Tandis que les choses se compliquent, avec l'arrivée d'un méchant plus crédible (quoiqu'il évoque un peu Jigsaw) joué par Dady Brieva qui (je le dis, mais doucement) semble avoir les idées plus claires, ce qui était au début une petite idée drôlatique devient un vrai commentaire social, mais par rapport auquel il est incroyablement difficile de prendre parti. Surtout après que notre petit malfaiteur se soit rattrapé en partie en prenant la décision de ne pas tuer le gentil criquet qui lui tient compagnie depuis le début de son calvaire. Ce film, où les premiers vrais dialogues n'interviennent qu'après 15 minutes, est du pur cinéma futé et sans prétention. On regrette, du coup, que la fin ne colle pas vraiment avec sa forme compacte.
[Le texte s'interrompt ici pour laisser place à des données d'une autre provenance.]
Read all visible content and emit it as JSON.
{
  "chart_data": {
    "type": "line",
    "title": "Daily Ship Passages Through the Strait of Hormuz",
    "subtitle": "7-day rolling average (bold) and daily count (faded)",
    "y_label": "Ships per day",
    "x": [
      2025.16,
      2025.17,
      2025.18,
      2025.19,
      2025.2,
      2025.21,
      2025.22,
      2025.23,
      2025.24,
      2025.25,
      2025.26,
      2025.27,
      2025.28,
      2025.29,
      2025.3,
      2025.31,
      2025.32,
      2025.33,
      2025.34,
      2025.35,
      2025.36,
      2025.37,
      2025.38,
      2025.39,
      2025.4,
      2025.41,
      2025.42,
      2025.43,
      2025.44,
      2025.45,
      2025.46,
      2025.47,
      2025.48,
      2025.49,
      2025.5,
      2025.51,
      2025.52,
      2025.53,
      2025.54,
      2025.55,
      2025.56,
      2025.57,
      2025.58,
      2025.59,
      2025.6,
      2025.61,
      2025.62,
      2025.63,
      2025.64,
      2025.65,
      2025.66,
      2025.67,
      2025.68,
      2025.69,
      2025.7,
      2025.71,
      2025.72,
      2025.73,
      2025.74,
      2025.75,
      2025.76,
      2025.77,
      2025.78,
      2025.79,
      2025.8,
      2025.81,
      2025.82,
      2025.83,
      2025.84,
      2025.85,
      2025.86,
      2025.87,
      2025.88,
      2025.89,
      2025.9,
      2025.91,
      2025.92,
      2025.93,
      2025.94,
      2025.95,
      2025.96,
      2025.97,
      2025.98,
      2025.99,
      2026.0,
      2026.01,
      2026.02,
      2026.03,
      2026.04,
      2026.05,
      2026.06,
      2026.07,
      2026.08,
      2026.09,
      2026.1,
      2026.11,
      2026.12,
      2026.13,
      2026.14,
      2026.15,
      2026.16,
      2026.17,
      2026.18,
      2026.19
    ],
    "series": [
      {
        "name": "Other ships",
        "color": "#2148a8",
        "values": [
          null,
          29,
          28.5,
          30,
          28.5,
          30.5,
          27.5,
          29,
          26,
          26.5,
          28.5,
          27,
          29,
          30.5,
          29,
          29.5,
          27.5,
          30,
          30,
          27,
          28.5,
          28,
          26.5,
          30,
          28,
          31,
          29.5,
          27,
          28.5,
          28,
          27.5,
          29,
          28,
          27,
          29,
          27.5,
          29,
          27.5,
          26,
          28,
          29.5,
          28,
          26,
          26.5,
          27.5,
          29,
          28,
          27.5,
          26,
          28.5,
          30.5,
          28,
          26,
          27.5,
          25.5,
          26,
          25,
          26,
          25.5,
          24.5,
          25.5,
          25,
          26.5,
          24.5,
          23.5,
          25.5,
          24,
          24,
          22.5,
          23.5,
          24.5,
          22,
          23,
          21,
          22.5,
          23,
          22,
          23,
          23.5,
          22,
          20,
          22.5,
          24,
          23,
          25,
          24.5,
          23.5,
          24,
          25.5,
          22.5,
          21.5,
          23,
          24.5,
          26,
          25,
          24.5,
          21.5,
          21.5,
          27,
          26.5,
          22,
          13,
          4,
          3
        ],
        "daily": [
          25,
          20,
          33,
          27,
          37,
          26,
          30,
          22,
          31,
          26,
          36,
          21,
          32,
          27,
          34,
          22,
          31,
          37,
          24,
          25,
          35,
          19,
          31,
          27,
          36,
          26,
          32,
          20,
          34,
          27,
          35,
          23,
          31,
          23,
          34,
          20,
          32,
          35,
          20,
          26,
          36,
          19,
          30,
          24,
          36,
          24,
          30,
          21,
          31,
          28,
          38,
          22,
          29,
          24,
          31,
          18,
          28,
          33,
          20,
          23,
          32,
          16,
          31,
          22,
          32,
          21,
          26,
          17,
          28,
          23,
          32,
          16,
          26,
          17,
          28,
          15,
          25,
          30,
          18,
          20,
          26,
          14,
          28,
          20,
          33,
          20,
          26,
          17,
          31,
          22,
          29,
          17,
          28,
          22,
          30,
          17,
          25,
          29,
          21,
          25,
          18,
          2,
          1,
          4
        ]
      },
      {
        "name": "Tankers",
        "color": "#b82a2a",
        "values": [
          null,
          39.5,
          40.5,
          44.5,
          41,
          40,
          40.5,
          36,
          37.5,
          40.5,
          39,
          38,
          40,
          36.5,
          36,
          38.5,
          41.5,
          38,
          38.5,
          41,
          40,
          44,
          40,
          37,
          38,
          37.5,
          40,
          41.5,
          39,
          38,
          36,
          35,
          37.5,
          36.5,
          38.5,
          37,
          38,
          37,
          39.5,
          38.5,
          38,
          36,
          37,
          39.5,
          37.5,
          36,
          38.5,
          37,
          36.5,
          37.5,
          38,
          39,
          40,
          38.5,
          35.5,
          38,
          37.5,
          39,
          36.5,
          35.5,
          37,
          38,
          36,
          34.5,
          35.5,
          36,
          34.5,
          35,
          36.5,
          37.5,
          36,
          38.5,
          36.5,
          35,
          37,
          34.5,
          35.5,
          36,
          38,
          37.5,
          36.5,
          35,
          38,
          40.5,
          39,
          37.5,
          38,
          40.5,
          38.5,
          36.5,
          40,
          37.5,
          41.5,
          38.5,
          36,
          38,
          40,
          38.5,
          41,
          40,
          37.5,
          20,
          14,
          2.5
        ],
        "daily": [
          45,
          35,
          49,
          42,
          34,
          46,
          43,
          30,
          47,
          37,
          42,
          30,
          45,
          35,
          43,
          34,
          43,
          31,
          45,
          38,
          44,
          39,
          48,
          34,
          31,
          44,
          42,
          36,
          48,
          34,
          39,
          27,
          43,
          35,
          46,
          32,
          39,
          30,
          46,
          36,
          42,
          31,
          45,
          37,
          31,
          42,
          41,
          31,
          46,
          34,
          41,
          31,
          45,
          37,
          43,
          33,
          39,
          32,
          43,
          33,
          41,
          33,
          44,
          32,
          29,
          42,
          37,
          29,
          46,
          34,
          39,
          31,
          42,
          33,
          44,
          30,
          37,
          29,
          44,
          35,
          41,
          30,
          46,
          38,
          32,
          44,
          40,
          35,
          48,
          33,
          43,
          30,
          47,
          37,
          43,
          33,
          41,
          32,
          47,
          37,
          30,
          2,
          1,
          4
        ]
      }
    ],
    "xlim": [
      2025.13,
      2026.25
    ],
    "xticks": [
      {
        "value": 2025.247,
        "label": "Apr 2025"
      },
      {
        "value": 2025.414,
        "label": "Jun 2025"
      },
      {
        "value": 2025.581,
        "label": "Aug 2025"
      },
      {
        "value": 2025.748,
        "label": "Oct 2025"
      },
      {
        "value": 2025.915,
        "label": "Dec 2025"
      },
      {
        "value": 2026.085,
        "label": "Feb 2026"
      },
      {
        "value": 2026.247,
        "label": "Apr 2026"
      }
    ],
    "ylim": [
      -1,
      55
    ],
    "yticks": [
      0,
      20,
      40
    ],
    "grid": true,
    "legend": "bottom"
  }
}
Cela dit c'est un nouveau joli petit succès pour Cohn, quoique ce n'est peut-être pas si surprenant, vu son tableau de chasse. Quoiqu'il en soit, c'est certainement une direction tout nouvelle et très tentante qu'il prend là. On aimerait pouvoir ajouter qu'aucune voiture n'a été maltraitée durant le tournage de ce film.

4x4 a été produit par Gastón Duprat et Jaume Roures pour la société espagnole Mediapro et l'argentine Televisión Abierta. Les ventes internationales du film sont gérées par Latido Films.